Plasma Performance and Operational Space with an RMP-ELM Suppressed Edge

The operational space and plasma performance of plasmas with RMP-ELM suppressed edges are surveyed by comparing AUG, DIII-D, EAST, and KSTAR operating points. RMP-ELM suppression is achieved over a range of plasma currents (Ip=0.4-1.7MA), toroidal fields (Bt=1.3-2.5T), and RMP mode number (1-4). Consistent operational windows in edge safety factor are found across devices, while windows in plasma shaping parameters are distinct. Accessed pedestal parameters reveal a quantitatively similar pedestal density limit for RMP-ELM suppression in all devices of just over 3x10¹⁹ m^-3. This is surprising given the wide variance of many engineering parameters and edge collisionalities (varying from <0.1 to >10).
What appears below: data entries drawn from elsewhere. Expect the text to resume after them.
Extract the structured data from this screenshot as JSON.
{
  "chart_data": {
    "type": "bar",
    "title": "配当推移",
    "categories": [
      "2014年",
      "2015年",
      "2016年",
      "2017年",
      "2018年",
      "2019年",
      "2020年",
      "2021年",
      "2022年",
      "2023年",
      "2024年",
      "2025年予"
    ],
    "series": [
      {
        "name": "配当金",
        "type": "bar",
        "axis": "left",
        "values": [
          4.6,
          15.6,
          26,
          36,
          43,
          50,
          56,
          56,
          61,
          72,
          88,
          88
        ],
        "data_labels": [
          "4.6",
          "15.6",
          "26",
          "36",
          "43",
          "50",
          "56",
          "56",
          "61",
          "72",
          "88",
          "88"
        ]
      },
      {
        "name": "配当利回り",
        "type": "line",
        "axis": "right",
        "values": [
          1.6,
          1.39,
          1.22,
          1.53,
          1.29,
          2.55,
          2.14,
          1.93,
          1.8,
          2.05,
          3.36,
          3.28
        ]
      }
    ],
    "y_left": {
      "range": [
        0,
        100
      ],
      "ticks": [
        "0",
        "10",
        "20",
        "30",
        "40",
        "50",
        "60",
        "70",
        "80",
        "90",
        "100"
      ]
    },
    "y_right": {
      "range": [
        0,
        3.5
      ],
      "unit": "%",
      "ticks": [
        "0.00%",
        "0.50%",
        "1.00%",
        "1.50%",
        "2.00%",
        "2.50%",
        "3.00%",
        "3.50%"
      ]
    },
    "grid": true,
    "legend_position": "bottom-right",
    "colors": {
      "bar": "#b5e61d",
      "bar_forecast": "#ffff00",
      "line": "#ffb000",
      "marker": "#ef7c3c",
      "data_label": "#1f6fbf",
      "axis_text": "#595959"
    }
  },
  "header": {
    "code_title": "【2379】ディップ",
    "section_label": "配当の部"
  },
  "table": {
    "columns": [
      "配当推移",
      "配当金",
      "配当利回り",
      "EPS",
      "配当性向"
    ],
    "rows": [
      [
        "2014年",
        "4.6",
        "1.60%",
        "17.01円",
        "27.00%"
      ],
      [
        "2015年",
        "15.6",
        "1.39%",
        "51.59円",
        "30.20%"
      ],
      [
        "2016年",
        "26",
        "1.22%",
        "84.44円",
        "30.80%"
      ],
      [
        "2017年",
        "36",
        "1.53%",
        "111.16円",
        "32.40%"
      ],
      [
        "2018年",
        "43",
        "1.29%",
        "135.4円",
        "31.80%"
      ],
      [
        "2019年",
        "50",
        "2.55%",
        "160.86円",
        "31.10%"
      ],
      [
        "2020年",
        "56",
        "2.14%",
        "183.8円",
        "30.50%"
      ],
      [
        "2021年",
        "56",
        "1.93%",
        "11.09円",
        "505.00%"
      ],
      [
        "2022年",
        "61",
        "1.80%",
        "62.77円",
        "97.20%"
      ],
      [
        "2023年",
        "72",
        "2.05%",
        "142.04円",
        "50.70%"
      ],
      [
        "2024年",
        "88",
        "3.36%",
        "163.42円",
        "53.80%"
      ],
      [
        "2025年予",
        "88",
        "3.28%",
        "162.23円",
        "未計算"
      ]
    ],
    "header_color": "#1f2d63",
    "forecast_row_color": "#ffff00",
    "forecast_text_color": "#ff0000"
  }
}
Wide ranges in input power, confinement time, and stored energy exist, with the achieved triple product found to scale like the product of Ip, Bt, and radius. Preliminary energy confinement scaling laws for RMP-ELM suppressed plasmas are presented and compared with expectations from established scalings. Improved statistical regression is found if plasma rotation is included. Results identify common physics for RMP-ELM suppression and highlight the need to pursue this no-ELM regime at higher magnetic field or different plasma size.